The relatives of the 43 students that went missing in Mexico last year have clashed with riot police amid spiraling protest rallies ahead of the country’s midterm elections.
On Wednesday, police blocked buses carrying more than 100 family members of the missing young men as well as fellow students from the Ayotzinapa teacher training college to Guerrero State’s capital, Chilpancingo, said Felipe de la Cruz, a spokesman for the families.
The individuals stopped were heading to Chilpancingo to hold an anti-government demonstration there.
Scuffles erupted at the scene when a group of protesters standing on top of a tunnel hurled stones at the security forces on the road below, prompting police to fire tear gas at them near the town of Tixtla.

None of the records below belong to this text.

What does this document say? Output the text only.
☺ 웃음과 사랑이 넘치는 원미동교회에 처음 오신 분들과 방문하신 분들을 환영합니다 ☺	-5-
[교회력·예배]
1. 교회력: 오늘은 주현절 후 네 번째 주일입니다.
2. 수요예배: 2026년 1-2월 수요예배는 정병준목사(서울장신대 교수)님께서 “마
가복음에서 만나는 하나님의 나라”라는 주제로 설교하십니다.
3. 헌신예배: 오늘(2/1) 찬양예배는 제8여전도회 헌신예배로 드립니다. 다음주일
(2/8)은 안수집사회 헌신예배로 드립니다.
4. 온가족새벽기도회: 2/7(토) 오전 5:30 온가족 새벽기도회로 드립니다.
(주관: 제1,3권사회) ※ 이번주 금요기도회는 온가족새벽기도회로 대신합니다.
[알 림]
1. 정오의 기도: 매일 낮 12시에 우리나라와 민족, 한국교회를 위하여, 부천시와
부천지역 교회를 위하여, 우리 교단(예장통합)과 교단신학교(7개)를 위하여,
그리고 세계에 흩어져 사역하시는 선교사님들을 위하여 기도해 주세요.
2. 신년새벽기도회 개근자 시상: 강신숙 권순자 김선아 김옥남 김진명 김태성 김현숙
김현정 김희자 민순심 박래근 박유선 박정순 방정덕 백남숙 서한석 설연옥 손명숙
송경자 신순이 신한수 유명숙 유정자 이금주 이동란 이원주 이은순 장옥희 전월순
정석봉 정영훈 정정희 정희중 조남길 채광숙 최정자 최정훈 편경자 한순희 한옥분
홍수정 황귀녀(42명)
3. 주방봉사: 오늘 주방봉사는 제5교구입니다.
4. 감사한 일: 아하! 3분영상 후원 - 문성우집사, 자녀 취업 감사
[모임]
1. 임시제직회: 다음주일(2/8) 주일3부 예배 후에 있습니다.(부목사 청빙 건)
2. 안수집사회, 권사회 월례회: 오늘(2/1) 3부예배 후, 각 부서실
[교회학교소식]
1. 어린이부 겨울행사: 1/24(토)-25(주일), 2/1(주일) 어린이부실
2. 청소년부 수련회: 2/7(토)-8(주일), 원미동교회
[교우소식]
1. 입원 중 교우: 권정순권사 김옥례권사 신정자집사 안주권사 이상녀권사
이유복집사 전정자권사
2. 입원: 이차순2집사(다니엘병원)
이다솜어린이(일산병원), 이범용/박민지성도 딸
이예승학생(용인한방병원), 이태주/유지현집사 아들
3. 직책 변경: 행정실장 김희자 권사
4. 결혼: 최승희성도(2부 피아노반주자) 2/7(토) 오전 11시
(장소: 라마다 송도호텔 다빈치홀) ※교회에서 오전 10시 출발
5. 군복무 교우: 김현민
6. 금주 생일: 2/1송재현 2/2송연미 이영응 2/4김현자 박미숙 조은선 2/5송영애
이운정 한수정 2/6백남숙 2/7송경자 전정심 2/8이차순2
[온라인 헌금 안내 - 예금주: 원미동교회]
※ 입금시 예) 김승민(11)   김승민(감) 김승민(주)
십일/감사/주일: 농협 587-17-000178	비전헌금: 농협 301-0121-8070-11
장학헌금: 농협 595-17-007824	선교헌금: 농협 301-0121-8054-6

Two students and an officer were reportedly injured during the clashes.
On September 26, 2014, the 43 students, all trainee teachers, disappeared in the city of Iguala in the southern state of Guerrero, following an attack by police forces suspected of having links to drug gangs. The incident took place during a protest rally over teachers’ rights.
The parents of the students say corrupt local police abducted the missing students and handed them over to a drug gang, which purportedly killed them.
Angry with the government’s poor handling of the case, the parents have vowed to block midterm elections, which are scheduled to be held on June 7.
The clashes come as Mexican teachers, who are against government-proposed education reforms, have been staging anti-election protest rallies in other parts of Mexico since June 1.
The teachers took to the streets despite the Mexican Education Ministry’s decision to suspend a major component of the legislation, which urges mandatory testing for teachers on May 29.
On Wednesday, some 300 members of the teachers’ union CNTE used trucks to block an international airport in the neighboring state of Oaxaca. The blockage cancelled several flights.
Also in Oaxaca, teachers stormed into electoral headquarters and burned more than 10,000 ballots earlier this week.
In the June 7 elections, eligible voters are supposed to elect 500 members of the lower chamber of the Mexican Congress and mayors in nearly 900 municipalities and governors in nine Mexican states.